1 Killing site(s)
Jan T., born in 1927, recalls: ”The Nazis shot around 3.000 people there. How did they do it? There were five shooters (…) The same day, they came to my grandparent’s house. It was in the evening, right before the sunset. It was hot outside. The sleeves of their shirts were rolled up, they were joyful: they were laughing and chatting like if they have just had a very successful hunting. They came to our house and asked for water in German: “Wasser, wasser”. They didn’t speak Polish. They wanted to wash their hands. They took off the long gloves they were wearing and they washed their hands with soap. They were laughing all the time. Once they finished, they left."(Eyewitness N°206, interviewed in Warzyce, on September 05, 2013)

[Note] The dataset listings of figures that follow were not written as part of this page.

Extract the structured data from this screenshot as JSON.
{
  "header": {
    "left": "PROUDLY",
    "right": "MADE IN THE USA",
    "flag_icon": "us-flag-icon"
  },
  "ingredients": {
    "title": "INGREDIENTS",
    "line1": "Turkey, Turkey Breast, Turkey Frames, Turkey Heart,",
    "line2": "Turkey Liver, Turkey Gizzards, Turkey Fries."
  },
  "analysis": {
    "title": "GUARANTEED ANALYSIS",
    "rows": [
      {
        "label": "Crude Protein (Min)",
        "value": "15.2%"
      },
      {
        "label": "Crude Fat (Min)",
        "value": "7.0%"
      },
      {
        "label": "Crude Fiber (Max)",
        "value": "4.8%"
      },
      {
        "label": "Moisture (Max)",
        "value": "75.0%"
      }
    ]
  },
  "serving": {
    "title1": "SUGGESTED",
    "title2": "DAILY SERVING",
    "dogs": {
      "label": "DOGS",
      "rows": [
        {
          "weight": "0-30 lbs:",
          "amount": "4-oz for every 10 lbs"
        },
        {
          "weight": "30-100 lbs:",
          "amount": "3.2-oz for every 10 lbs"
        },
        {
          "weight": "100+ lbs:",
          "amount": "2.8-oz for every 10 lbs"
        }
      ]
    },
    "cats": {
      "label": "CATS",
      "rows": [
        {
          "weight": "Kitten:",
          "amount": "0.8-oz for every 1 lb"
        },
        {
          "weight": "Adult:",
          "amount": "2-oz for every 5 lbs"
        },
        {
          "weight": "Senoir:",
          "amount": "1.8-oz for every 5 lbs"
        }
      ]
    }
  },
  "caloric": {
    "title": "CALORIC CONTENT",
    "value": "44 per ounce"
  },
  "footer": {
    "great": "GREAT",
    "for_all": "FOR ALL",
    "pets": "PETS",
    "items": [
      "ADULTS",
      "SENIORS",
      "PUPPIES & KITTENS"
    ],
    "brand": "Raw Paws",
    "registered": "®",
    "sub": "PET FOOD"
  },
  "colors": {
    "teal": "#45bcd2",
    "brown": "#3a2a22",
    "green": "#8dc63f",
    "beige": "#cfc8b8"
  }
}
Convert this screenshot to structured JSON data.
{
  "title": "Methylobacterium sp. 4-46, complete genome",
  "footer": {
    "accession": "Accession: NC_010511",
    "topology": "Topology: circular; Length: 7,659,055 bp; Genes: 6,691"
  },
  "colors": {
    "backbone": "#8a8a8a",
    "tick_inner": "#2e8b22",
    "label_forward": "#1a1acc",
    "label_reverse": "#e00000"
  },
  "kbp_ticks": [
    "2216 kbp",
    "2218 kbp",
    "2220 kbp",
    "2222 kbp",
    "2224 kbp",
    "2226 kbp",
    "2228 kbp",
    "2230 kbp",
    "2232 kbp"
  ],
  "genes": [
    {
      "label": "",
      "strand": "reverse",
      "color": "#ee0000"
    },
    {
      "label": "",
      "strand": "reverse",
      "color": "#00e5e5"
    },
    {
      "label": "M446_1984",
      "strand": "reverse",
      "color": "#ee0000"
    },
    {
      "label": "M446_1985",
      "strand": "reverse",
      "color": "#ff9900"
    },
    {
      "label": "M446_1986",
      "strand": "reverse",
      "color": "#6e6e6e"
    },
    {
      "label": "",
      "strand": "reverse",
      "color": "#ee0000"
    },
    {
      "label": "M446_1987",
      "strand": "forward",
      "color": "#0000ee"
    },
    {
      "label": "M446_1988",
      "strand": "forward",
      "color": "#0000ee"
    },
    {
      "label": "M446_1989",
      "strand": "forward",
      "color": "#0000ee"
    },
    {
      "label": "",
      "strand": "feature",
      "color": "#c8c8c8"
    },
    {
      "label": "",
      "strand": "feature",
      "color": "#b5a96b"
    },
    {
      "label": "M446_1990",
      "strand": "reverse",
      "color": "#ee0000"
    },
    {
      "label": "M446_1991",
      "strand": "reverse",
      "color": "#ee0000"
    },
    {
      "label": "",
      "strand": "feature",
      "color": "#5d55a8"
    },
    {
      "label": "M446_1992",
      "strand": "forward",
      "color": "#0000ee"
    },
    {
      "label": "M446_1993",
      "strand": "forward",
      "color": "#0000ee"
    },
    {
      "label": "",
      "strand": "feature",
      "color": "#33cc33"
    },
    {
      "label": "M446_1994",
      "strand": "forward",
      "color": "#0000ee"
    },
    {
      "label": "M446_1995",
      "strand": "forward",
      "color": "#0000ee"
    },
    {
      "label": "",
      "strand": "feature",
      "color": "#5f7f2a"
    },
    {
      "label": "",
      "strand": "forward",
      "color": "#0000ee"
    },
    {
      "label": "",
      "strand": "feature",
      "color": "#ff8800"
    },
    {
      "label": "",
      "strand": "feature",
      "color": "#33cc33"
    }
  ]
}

1. Date and place of execution: from 1940 till the autumn of 1944 in Warzyce;
2. Type of execution (shooting, hanging or other): shooting;
3. Personal data of the executed victims (Polish, Jews, other nationalities):Poles and Jews from prison in Jaslo, Frysztak, from the camp in Szebnie, from the ghetto in Jaslo and Iwonicz ; The victims were accused of the politic crimes; Jews were shot because of their Jewish origin; two trucks full of handicapped children came from Iwonicz and these children were also shot; the victims were shot by the German policemen and buried in several mass graves of different dimensions in the Warzyce forest; in each mass grave there were from a few dozens to a few hundreds of victims; there was no exhumation; [p.301-300, Warzyce village, Jaslo County, Subcarpathian Voivodeship]
Warzyce is a village in a Subcarpathian Voivodeship, in south-easter Poland. It lies approximately 7 kilometers from a county town of the region, Jaslo, where was concentrated a large part of a Jewish community of the whole county. In 1938, there were 2636 Jews living in Jaslo. The majority of the Jews in Jaslo were traders or artisans: tailors, shoemakers and hairdressers. There were some doctors and lawyers too. In 1942, the Nazis created a ghetto in Jaslo where Jews from Jaslo, Frysztak, Kolaczyce etc. were gathered together. A major part of them was shot by Nazis in the Warzyce forest in the summer of 1942.
During World War II, the Warzyce forest became a place of martyrdom of about 5 thousands Poles, Jews and Russians who were murdered there by the Nazis in many mass executions. The majority of Jewish victims were Jews from ghettos in Frysztak, Jaslo , Tarnow, Nowy Zmigrod and Korczyn. One of the biggest mass shootings took place on the 3rd of August, 1942. That day, the Nazis shot in that forest about 690 Jews who were next buried in huge pits. According to Jan T., the eyewitness of one of these executions, the victims were brought to the execution site with trucks. The trucks were full of women and children who, once in the forest, had to get undressed and leave their clothes on a pile, right beside the truck. Next, they had to walk naked through the narrow path straight to the pits where they were shot by five Nazi shooters and buried. When the Nazis left, Polish men arrived and put some lime all over the execution site. After the war, the place of martyrdom became a cemetery with 32 mass graves.